Your Agent's Context Window Is Not a Junk Drawer

Your Agent's Context Window Is Not a Junk Drawer

Your agent’s context window is the most precious resource it has. The more you stuff into it, the worse your agent performs.

Researchers call it context rot: the more tokens in the window, the harder it becomes for the model to follow instructions, retrieve information, and stay on task. Chroma tested 18 frontier models and found that accuracy drops up to 30% when you go from a focused 300-token input to 113k tokens of conversation history, with the task held constant. The model essentially became dumber.

This holds true regardless of how big the window is, yet most agent setups treat the context window like a junk drawer.

“Just toss it in there, the LLM will figure it out!”

MCP: the biggest offender

Don’t get me wrong. MCP is a fine idea. You need to talk to a service? Grab an MCP server, plug it in, and you’re running in ten minutes. For prototyping, for exploration, for answering “is this even worth building?”, it’s great.

The problem is what happens next. Which is: nothing.

People leave the MCP servers plugged in. They add more. Every MCP server you connect dumps tool descriptions, schemas, and instructions into your context. You didn’t write those. You didn’t optimize them. You probably haven’t even read them. You’re handing over a chunk of your context window to whatever some third party decided to shove in there.

Say you need a tool that checks the weather. You could plug in an MCP server and get dozens of tool descriptions, parameter schemas, and whatever instructions its author decided to write. Or you could write this:

class Weather < RubyLLM::Tool
  description "Gets current weather for a location"

  param :latitude, desc: "Latitude (e.g., 52.5200)"
  param :longitude, desc: "Longitude (e.g., 13.4050)"

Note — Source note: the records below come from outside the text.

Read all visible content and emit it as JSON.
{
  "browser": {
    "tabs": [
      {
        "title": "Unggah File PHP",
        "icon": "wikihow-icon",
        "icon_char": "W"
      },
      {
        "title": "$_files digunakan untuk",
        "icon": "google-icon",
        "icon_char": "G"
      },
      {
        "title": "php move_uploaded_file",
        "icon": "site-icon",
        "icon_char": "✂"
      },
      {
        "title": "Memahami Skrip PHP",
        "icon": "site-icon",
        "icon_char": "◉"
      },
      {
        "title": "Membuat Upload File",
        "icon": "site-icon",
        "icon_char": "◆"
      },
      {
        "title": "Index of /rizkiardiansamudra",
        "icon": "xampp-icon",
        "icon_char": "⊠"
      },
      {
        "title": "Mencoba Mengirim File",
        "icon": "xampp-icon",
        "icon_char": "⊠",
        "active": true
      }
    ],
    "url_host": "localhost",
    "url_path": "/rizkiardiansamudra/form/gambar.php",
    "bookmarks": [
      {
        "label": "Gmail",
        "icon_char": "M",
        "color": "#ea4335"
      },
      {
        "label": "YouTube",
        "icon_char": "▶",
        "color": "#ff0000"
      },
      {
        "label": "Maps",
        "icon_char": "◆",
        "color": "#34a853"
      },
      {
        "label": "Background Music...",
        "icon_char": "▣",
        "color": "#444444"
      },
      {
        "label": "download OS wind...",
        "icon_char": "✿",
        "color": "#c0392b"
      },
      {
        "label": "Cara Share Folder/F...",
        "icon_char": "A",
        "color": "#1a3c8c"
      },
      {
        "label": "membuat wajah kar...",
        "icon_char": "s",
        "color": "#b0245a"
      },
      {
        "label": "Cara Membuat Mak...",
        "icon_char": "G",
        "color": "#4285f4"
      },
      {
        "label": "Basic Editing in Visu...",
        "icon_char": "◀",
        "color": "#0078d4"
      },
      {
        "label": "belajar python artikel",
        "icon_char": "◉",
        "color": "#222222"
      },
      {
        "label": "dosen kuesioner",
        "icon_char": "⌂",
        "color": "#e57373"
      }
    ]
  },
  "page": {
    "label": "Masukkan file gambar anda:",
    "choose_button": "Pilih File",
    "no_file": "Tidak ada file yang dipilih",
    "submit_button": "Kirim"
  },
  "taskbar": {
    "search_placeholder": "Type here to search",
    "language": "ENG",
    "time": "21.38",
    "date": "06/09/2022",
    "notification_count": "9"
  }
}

  def execute(latitude:, longitude:)
    url = "https://api.open-meteo.com/v1/forecast?latitude=#{latitude}&longitude=#{longitude}&current=temperature_2m,wind_speed_10m"
    Faraday.get(url).body
  rescue => e
    { error: e.message }
  end
end

Twelve lines of RubyLLM. You wrote the description, so you know exactly what tokens are going into your context. You wrote the parameters, so the model gets precisely the interface it needs, no more. You own it, you can tune it, and nobody can inject anything into your agent’s brain through it.

Use MCP to prototype. Then replace it with crafted tools you actually control.

Tool responses are context too

Your RAG retrieves ten full documents when the model needs a paragraph. Your API call returns a massive JSON blob when the model needs two fields. You’re paying for every one of those tokens with your agent’s IQ.

The fix is progressive disclosure. At Chat with Work, when the agent searches your Google Drive, we don’t dump entire files into context. The search tool returns only some metadata and a single line from the file, the line that matched the search keywords. Fifty results, fifty lines. The AI reads those, decides which files actually matter, and only then reads them. If a file is too large, it reads it in chunks. At every step, the model is only looking at what it needs.

The same principle applies to any tool. Don’t return everything. Return enough for the model to decide what to look at next.

Your instructions are context too

Then there’s the stuff you wrote yourself. Your system prompt is context. Your tool descriptions are context. Your parameter schemas are context. Every edge case, every guardrail, every overly detailed description competes for attention. You think you’re being thorough. You’re actually drowning the instructions that matter in a sea of instructions that don’t. A focused system prompt will outperform an exhaustive one every time.

Tool count is context too

You hand-crafted 40 beautiful tools. Your agent needs 5 for this task. The other 35 sit in context doing nothing except making the model slower at picking the right one.

Don’t register every tool your agent might ever need. Load the tools the current task actually requires. If you’re building a support agent that handles billing and technical issues, don’t give it all of both. Route billing questions to a billing agent and technical questions to a technical agent. Two focused agents will outperform one bloated one.

Every token should earn its place

The context window is not a junk drawer. It’s a workbench. Everything on it should be there for a reason, and you should be able to say what that reason is.

So before you plug in another MCP server, add another RAG source, or write another paragraph in your system prompt, ask yourself one question: is this worth making my agent dumber?